Wednesday, 23 April 2008

Will and grace

Hurrah for William Shakespeare on his 444th birthday.

Nothing new to say about the author on whom I've spent more money than any other, apart from to note that, as far as I'm concerned, he still challenges, consoles, inspires and amazes.

He offers us a million opportunities to imagine what it is like to be another person, similar to ourselves, or utterly different. And each imaginative leap can be a journey of grace, taking us to new understanding, compassion and, sometimes, forgiveness.

In the play Sir Thomas More, in which Shakespeare collaborated, there's a moment when More, the King's minister, is charged with quelling the Lonodon mob.

They're demanding that a whole community of migrant workers be summarily deported.
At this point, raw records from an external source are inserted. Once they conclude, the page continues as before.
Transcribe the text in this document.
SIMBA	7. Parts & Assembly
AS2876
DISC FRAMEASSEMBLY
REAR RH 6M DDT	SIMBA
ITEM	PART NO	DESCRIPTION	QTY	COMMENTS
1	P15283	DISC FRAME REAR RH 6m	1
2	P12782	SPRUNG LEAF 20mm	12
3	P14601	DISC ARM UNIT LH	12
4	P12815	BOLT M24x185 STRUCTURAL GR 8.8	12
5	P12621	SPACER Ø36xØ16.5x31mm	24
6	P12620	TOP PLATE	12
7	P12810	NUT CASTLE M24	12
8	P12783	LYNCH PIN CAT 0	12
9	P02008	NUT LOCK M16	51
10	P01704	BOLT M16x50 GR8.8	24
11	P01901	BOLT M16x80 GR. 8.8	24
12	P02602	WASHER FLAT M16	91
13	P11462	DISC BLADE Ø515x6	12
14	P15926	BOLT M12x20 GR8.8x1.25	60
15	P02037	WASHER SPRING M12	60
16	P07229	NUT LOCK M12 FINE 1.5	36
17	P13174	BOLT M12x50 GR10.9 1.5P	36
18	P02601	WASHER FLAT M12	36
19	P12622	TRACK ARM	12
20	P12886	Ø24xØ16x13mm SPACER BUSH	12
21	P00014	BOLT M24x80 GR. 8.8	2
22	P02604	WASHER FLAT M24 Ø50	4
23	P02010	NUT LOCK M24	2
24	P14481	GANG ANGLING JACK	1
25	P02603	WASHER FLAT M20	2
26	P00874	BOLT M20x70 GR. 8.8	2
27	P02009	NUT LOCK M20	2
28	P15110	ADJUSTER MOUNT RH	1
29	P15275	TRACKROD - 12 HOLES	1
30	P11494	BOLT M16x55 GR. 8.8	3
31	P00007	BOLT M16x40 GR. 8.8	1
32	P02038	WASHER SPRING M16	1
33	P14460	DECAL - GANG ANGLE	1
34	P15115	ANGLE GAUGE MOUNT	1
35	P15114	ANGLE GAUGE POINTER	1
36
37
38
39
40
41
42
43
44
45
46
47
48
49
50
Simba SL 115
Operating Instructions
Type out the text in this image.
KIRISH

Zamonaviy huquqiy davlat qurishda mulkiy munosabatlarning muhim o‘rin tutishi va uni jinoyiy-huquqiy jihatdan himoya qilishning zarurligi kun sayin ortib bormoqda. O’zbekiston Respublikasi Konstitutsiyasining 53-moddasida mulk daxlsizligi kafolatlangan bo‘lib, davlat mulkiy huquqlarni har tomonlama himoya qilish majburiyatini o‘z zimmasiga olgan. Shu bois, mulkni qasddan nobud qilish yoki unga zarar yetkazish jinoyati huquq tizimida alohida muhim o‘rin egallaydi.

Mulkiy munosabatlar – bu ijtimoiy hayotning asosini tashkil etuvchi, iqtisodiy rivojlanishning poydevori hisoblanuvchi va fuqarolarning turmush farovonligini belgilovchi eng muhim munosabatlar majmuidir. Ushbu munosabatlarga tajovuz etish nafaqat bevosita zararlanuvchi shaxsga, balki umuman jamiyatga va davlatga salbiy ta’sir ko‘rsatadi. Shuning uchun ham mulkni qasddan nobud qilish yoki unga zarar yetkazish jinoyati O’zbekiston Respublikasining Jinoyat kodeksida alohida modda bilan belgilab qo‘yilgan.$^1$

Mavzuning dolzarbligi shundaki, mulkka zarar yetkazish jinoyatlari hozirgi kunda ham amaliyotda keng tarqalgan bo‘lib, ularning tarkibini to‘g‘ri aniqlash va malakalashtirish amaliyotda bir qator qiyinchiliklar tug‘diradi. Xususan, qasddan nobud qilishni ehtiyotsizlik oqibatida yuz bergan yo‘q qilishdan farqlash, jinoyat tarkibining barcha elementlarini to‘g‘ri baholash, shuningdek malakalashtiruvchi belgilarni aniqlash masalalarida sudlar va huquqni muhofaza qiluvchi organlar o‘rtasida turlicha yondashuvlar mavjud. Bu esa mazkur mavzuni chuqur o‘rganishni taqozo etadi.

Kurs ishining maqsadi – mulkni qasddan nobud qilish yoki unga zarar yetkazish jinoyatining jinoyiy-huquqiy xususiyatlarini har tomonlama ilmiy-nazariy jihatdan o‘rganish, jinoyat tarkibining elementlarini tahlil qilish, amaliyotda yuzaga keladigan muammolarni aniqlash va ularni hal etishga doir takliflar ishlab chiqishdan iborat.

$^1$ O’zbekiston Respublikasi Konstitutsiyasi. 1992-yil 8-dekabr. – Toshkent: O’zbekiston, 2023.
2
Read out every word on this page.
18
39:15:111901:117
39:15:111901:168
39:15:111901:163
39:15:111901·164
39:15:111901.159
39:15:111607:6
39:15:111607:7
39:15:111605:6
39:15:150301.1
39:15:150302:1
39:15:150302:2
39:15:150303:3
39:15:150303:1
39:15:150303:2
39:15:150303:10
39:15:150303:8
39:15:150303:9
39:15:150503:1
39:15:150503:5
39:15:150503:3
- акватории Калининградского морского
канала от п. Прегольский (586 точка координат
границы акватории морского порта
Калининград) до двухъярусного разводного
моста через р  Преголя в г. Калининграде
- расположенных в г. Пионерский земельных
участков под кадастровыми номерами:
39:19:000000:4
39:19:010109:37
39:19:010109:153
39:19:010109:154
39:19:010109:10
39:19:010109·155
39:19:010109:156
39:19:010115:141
More listens and then invites them to imagine:

Grant them removed, and grant that this your noise
Hath chid down all the majesty of England;
Imagine that you see the wretched strangers,
Their babies at their backs and their poor luggage,
Plodding to the ports and costs for transportation,
And that you sit as kings in your desires,
Authority quite silent by your brawl,
And you in ruff of your opinions clothed;
What had you got? I'll tell you: you had taught
How insolence and strong hand should prevail,
How order should be quelled; and by this pattern
Not one of you should live an aged man,
For other ruffians, as their fancies wrought,
With self same hand, self reasons, and self right,
Would shark on you, and men like ravenous fishes
Would feed on one another.

Shakespeare our contemporary? No question.